I’m learning that life is not supposed to be a feel good paradise. Often I would get frustrated with God because I was faithfully presenting my wish list to him, yet most of it wasn’t happening. Where was he? Then when hard times came, and things didn’t go as I planned, I thought he had abandoned me. But, now I see that’s WRONG! When the hard times come and the struggles come, I think He’s using that to show me His grace. Paul David Tripp says that ,”This present life is meant by God to be a time of preparation for our eternal home. ” I reckon now, if there are no struggles or challenges in my life, then I aught to search myself and see what’s going on or not going on. Another good Paul Tripp truth is that when we pray, it shouldn’t be us presenting a list of demands to him for his signature at the bottom, but rather, us presenting him a blank sheet of paper which we have already signed at the bottom, fully anticipating what He reveals.

We should always remember, that He is the same as he was yesterday, is today, and will be tomorrow. (Hebrews 13:8) His promises are faithful and true. (Colossians 1:27). Before I say the end, I’d like to ask a favor. I really enjoying feedback, and I appreciate when folks tell me if what I’ve said is nonsense or helpful. I’m going to keep doing them because I feel His urging to do so. Maybe someone just needs to read/hear that they are not alone in whatever they are going through. Maybe someone needs to be reminded we’re all flawed and on one is perfect. ( None. Nope, not even your favorite Pastor or Celebrity pastor.)

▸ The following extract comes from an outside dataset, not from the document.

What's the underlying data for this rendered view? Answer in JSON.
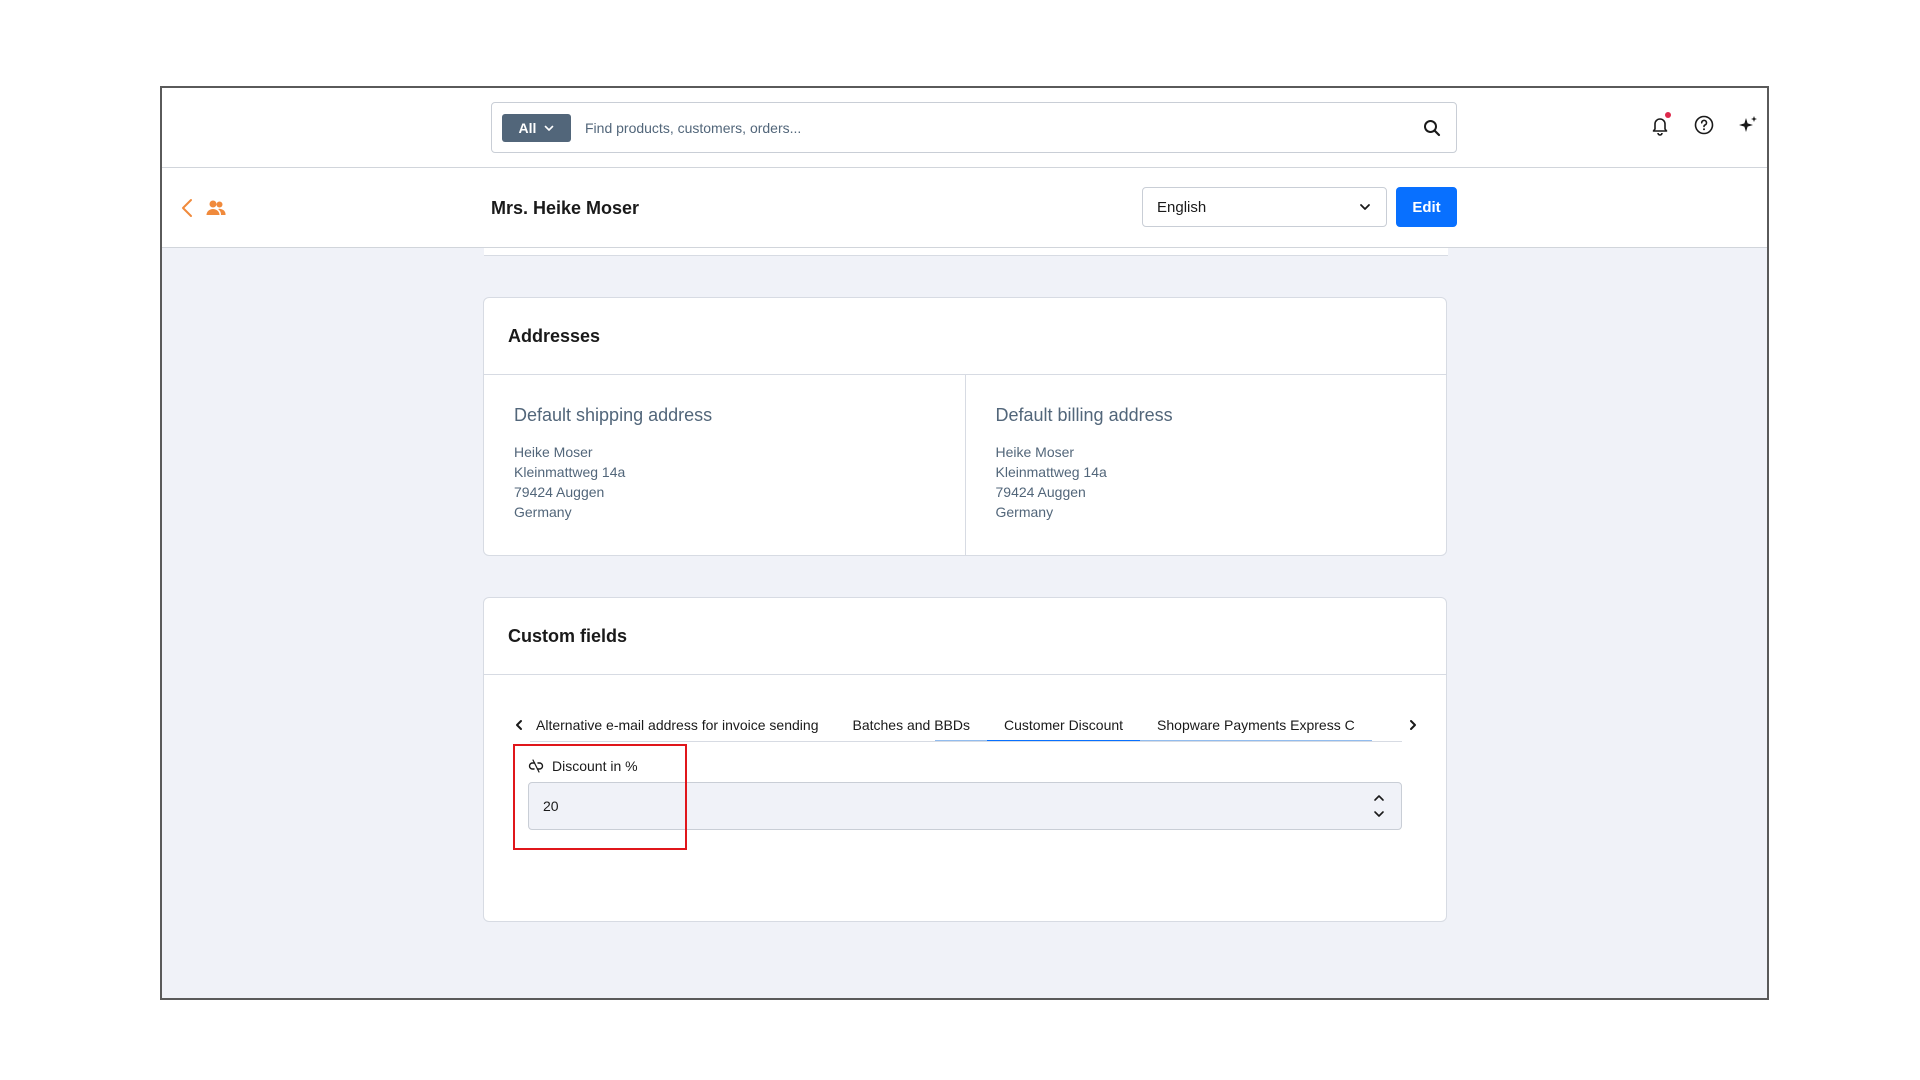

If you’d like to ask a question or ask for prayer, please do it. Would love for this to be more than a one way street.

Resources for this one:

Devotional : Restoration Year devotional by John Eldredge

Song: Good God Almighty – Crowder

Podcast: Living in Post-Christian America

AFTERTHOUGHTS

When I wrote this the complete and utter failure by the American government in Afghanistan had not yet taken place. I ask that you keep those who were left behind by the Biden/Harris administration (along with millions dollars of equipment) in prayer. Well, don’t keep the actual equipment in prayer, just the use of it, or the return of it. I’m reading online that the Afghan Church is still alive, despite being hunted. Please pray for Afghanistan.